To support the pregnant body’s growing frontside, certain muscle groups take on more pressure and strain. This imbalance can lead to long-term back pain, rounding of the upper back, and distended belly post-baby. To compensate for all of these postural changes, the exercise routine must follow suit!
So why does the distended belly stick around? This “pooch” is not just from being pregnant. The biggest reason a distended belly remains is due to an underused or under-activated core muscle, the transverse abdominis.
We are used to working our six-pack muscle (the rectus abdominis). For example, a crunch mainly works your rectus abs. But we are going to teach you how to active your innermost core muscles. In fact, I recommend you don’t waste your time on another crunch until you know how to activate these innermost core muscles!
The transverse abdominis — one of the most important core muscles — goes unnoticed in traditional ab exercises. If you have had a baby, knowing what exercises you can do for the transverse abdominis is really important! We use this important muscle in all of our Postnatal Workouts.
We will get into some transverse abdominis exercises and postnatal ab exercises in a sec, but first things first.
Do you have an abdominal separation, otherwise known as diastasis recti? Believe it or not, research has shown that at least 45% of moms have an abdominal separation six months postpartum. Most of us don’t know that it’s there until they experience a weak core, a belly they don’t like (i.e., the mommy tummy, muffin top, or any other ugly name we call it!), and/or low back pain.
A distended belly will be present several weeks following birth as everything falls back in place. A distended belly can also be due to an under-cued transverse abdominis, but also poor nutrition and/or intra-abdominal fat. Download our Ab Rehab Guide to learn more.
Check out this video for a diastasis recti self-test. If you suspect you may have one, please contact your doctor or midwife for confirmation. The four exercises listed below are safe for diastasis recti.
Smart fitness for moms in any stage: bump, new baby, and beyond.
To get your body back it is important you work your core from the inside. Perform this four-minute workout. I am going to teach you how to activate the TA (transverse abdominis), PF (pelvic floor), and diaphragm.
TRANSVERSE ABDOMINIS SIDE BRACING
Begin lying on your side with your knees bent, feet resting on the floor, and the fingers of your top hand resting on your stomach — just inside your hip bone. Tighten your abdominals, drawing your belly button in towards your spine. You should feel your muscle contract under your fingers. Hold this position, then relax and repeat. Breathe. Perform for 30 – 60 seconds.
BENT KNEE FALLOUTS
Lie on your back with your knees bent and feet resting flat on the floor. Tighten your abdominals. Without letting your hip bones move, slowly lower one knee out towards the floor — only as far as you can without your pelvis moving. Slowly return to starting position. Alternate with other leg, repeat. Brace your core so your pelvis is stationary. Perform for 30 – 60 seconds.
Core Stability: March
Lie on your back with your knees bent and feet resting flat on the floor.

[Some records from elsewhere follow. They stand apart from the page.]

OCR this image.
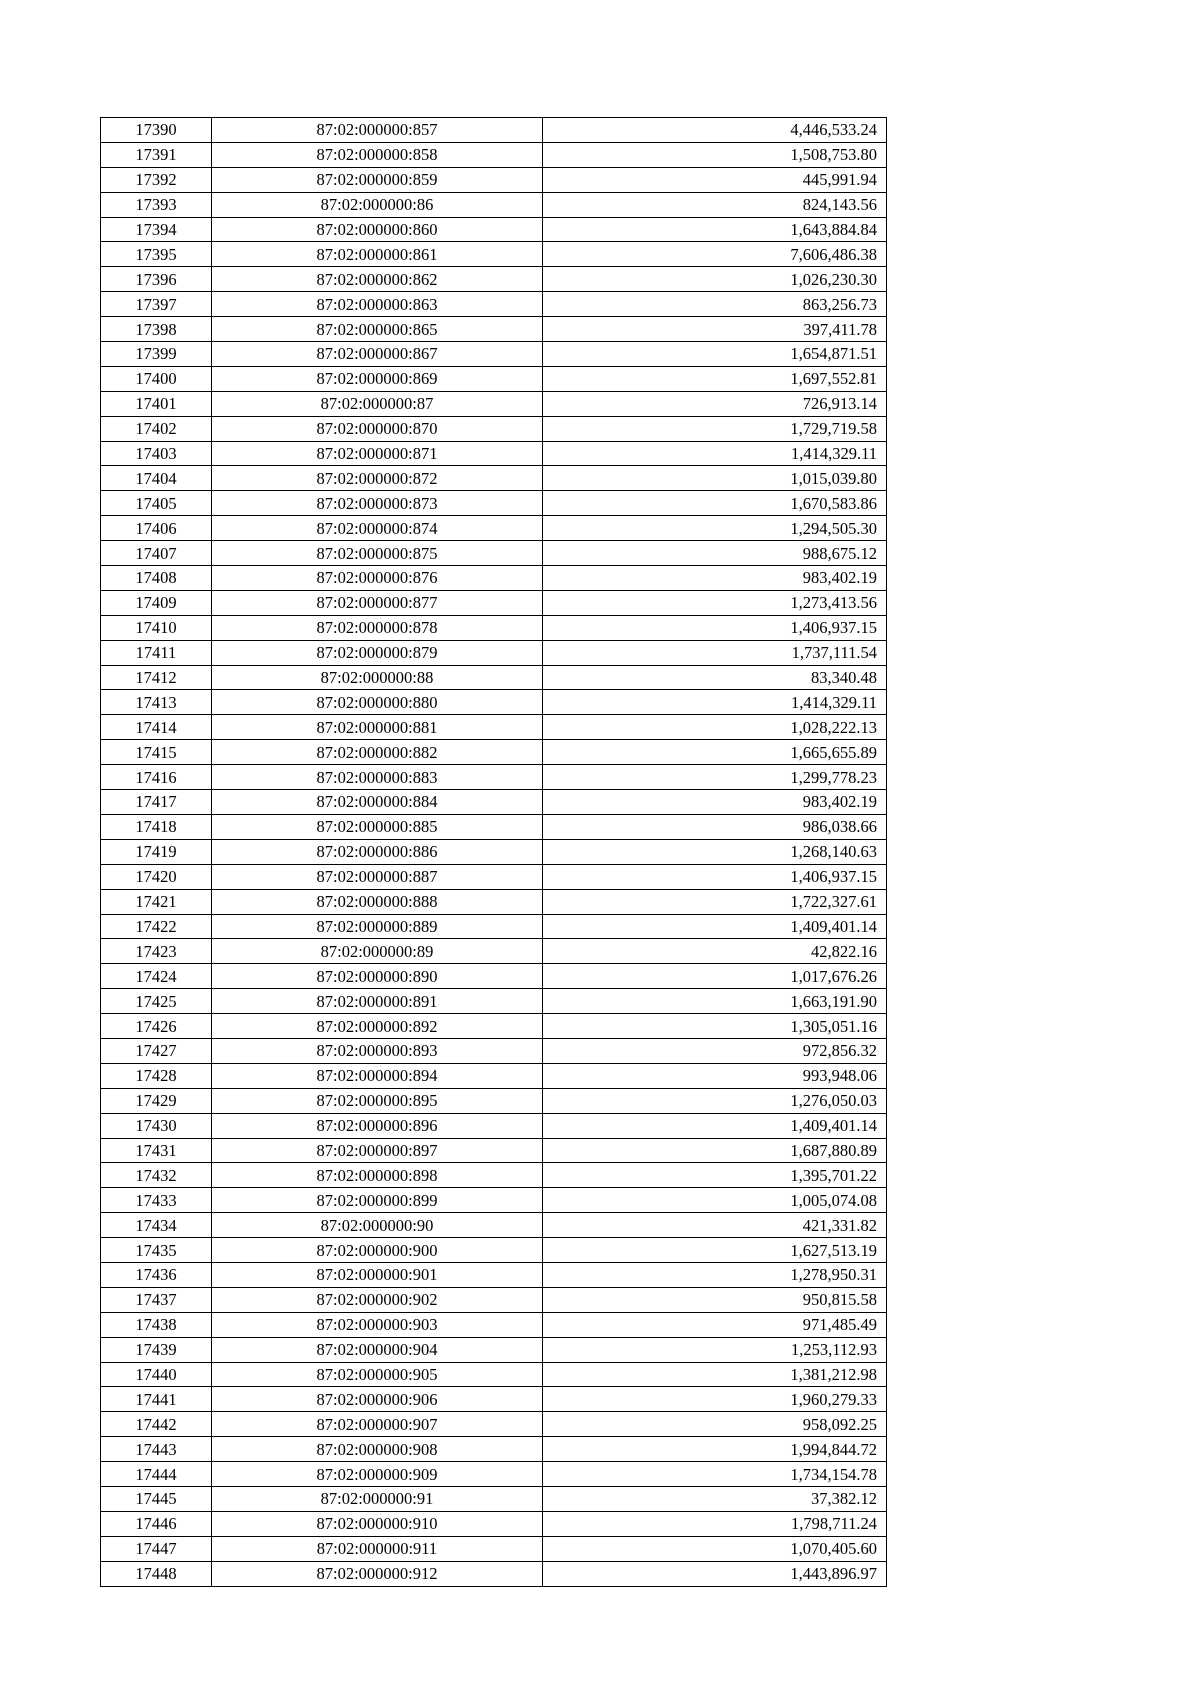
17390	87:02:000000:857	4,446,533.24
17391	87:02:000000:858	1,508,753.80
17392	87:02:000000:859	445,991.94
17393	87:02:000000:86	824,143.56
17394	87:02:000000:860	1,643,884.84
17395	87:02:000000:861	7,606,486.38
17396	87:02:000000:862	1,026,230.30
17397	87:02:000000:863	863,256.73
17398	87:02:000000:865	397,411.78
17399	87:02:000000:867	1,654,871.51
17400	87:02:000000:869	1,697,552.81
17401	87:02:000000:87	726,913.14
17402	87:02:000000:870	1,729,719.58
17403	87:02:000000:871	1,414,329.11
17404	87:02:000000:872	1,015,039.80
17405	87:02:000000:873	1,670,583.86
17406	87:02:000000:874	1,294,505.30
17407	87:02:000000:875	988,675.12
17408	87:02:000000:876	983,402.19
17409	87:02:000000:877	1,273,413.56
17410	87:02:000000:878	1,406,937.15
17411	87:02:000000:879	1,737,111.54
17412	87:02:000000:88	83,340.48
17413	87:02:000000:880	1,414,329.11
17414	87:02:000000:881	1,028,222.13
17415	87:02:000000:882	1,665,655.89
17416	87:02:000000:883	1,299,778.23
17417	87:02:000000:884	983,402.19
17418	87:02:000000:885	986,038.66
17419	87:02:000000:886	1,268,140.63
17420	87:02:000000:887	1,406,937.15
17421	87:02:000000:888	1,722,327.61
17422	87:02:000000:889	1,409,401.14
17423	87:02:000000:89	42,822.16
17424	87:02:000000:890	1,017,676.26
17425	87:02:000000:891	1,663,191.90
17426	87:02:000000:892	1,305,051.16
17427	87:02:000000:893	972,856.32
17428	87:02:000000:894	993,948.06
17429	87:02:000000:895	1,276,050.03
17430	87:02:000000:896	1,409,401.14
17431	87:02:000000:897	1,687,880.89
17432	87:02:000000:898	1,395,701.22
17433	87:02:000000:899	1,005,074.08
17434	87:02:000000:90	421,331.82
17435	87:02:000000:900	1,627,513.19
17436	87:02:000000:901	1,278,950.31
17437	87:02:000000:902	950,815.58
17438	87:02:000000:903	971,485.49
17439	87:02:000000:904	1,253,112.93
17440	87:02:000000:905	1,381,212.98
17441	87:02:000000:906	1,960,279.33
17442	87:02:000000:907	958,092.25
17443	87:02:000000:908	1,994,844.72
17444	87:02:000000:909	1,734,154.78
17445	87:02:000000:91	37,382.12
17446	87:02:000000:910	1,798,711.24
17447	87:02:000000:911	1,070,405.60
17448	87:02:000000:912	1,443,896.97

Tighten your transverse abs using the TA breath (in the 90 second video above). Without letting your pelvis move, slowly lift one knee to a 90-degree angle, then the other knee. Slowly return to starting position one leg at a time, keeping the pelvis neutral and abs engaged.
Transverse Dead Bug
Begin lying on your back with legs bent. Lift your legs and arms off the ground, keeping your knees bent. Keep your spine neutral, core braced. Lower one arm to the ground and lower your opposite leg at the same time. Repeat with your opposite arm and leg. Continue to alternate. Maintain your low back on the floor and keep abdominals drawn down towards your spine. If you cannot maintain lower back, start by alternating arms. As you become stronger, alternate legs only. Then progress to opposite arm and leg.